Fast forward to sven weeks ago when my baby girl was born. One of the pediatricians in the hospital came in to give her an exam and off came the diaper and with it, the girl diapering lesson.
“Make sure you clean her vagina—inside the folds,” she instructed. “Pull it apart and get it thoroughly clean,” she went on. Then she not-so-gingerly spread my baby’s delicate parts and checked them out.
Oh goodness me. This felt very invasive. She made mention that we don’t have to get rid of “all the lubrication”—some was normal.
But how would I know how much was normal? I’m a perfectionist and would lean on the side of scrubbing said-body-part clean. After baby girl’s first poop, it became apparent that the spreading part of the diaper change was imperative to thorough cleaning. Whereas a boys parts are ‘what you see is what you get,’ a girl’s parts are in line with a girl’s character … always hiding something inside and you really have to dig deep to clean the shit out.

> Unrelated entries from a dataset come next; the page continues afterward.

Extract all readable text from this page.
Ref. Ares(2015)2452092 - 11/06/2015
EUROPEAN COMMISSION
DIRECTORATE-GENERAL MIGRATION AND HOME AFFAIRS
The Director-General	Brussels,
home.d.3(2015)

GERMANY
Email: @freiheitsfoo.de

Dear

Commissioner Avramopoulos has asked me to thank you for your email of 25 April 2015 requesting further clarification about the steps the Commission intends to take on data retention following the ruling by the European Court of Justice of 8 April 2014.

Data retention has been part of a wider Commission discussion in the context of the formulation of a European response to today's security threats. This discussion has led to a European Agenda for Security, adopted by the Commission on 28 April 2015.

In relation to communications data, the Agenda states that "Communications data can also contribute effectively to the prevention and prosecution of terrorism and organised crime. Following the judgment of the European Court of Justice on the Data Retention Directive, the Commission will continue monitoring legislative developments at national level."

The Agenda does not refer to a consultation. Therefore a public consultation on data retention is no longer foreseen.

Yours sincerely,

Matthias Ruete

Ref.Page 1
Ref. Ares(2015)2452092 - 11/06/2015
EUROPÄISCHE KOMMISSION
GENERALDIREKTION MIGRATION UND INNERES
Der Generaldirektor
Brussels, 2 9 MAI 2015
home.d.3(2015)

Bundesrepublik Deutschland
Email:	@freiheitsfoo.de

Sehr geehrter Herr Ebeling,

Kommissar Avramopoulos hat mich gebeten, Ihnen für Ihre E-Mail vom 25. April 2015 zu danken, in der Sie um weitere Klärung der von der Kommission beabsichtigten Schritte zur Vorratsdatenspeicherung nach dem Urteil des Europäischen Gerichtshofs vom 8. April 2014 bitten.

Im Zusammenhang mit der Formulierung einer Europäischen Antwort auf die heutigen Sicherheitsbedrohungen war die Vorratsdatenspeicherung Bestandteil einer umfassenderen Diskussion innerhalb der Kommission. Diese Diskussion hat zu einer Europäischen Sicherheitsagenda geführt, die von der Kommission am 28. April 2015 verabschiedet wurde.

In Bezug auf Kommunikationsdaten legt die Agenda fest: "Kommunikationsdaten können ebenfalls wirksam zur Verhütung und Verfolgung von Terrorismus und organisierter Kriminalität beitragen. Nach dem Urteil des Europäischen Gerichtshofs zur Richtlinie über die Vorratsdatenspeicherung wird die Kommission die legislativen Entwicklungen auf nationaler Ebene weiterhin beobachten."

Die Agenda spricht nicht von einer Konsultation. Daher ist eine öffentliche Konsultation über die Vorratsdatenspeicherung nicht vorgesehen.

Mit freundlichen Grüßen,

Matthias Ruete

Another difference that I never expected was the fountain pee. Baby boys have a bad reputation for peeing the minute the diaper comes off, a yellow streaming fountain that usually saturates diaper changer. Girls, however, with their folded parts, don’t come with this assumption. My baby girl has proven to me, over and over now, how wrong it was to presume there would be no female pee fountain. In fact, she has, in her seven short weeks, given me more squirting yellow displays than my boy ever did.
I love that she’s bold like that. Just wait until I impose and pass along onto her my public restroom shtick.